Un syndicaliste du LKP tué par balle près d’un barrage :

Très vite, les manifestations pacifiques laissent place à des violences urbaines sans précédent. Entre les magasins pillés, les voitures et les poubelles brûlées, les scènes de guérilla urbaine entre bandes de jeunes et forces de l’ordre, dans les grands centres urbains de la Guadeloupe et de la Martinique, la situation devient insurrectionnelle. A cela s’ajoute les rumeurs mêlées à un profond ressentiment racial prenant racine dans l’histoire des deux îles. Les violences font des blessés dans les deux camps. Le 17 février le syndicaliste Jacques Bino est tué par balle près d’un barrage tenu par des jeunes, alors qu’il rentrait chez lui après une manifestation. Les enquêteurs arrêtent rapidement un suspect Rudy Alexis, qui n’a cessé de clamer son innocence. Acquitté en 2012 par le Parquet de Basse-Terre, il est de nouveau jugé en appel à Paris où il sera finalement blanchit. Néanmoins, jusqu’à ce jour, personne ne sait qui a tué Jacques Bino. Aucune enquête n’a été ouverte.

Protocole d’accord et fin du conflit :

Le 5 mars 2009 après 44 jours de bras de fer entre l’Etat, les syndicats et le MEDEF, un accord est signé par Elie Domota du LKP, le préfet de l’époque Nicolas Desforges représentant l’Etat et Victorin Lurel alors président du Conseil Régional. Cet accord a mis officiellement fin à la grève en répondant aux revendications populaires. Cet accord prévoit notamment une augmentation de 200 euros pour les bas salaires, prise en charge par les entreprises ( 50 €), les collectivités locales ( 50€) et l’Etat ( 100€).
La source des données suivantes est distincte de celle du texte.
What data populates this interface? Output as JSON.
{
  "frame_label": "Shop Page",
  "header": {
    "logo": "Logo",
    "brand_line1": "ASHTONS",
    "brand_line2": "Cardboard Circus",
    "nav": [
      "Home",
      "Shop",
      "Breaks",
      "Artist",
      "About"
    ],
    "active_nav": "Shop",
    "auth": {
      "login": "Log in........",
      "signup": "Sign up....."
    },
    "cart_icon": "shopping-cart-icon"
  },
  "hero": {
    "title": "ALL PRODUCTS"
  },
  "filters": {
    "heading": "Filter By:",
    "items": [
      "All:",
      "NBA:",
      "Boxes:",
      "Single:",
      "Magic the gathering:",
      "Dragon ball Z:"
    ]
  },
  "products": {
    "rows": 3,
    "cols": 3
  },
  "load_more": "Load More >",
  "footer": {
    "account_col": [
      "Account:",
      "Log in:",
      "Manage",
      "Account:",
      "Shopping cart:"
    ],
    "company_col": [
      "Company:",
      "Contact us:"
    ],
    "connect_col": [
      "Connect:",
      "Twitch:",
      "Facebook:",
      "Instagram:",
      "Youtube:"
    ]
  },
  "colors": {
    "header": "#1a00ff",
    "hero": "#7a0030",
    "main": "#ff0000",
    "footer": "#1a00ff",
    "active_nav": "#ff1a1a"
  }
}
A la Martinique, le mouvement mené par le collectif du 5 Février, qui fut émaillé de violence s’achève le 14 Mars, au bout de 38 jours de grève générale, émaillée par des violences. Un accord est signé par les membres du Collectif, le patronat représenté par le MEDEF, les collectivités territoriales et l’Etat. Cet accord prévoit notamment une hausse des salaires de 200 € pour 60% des salaires du privé.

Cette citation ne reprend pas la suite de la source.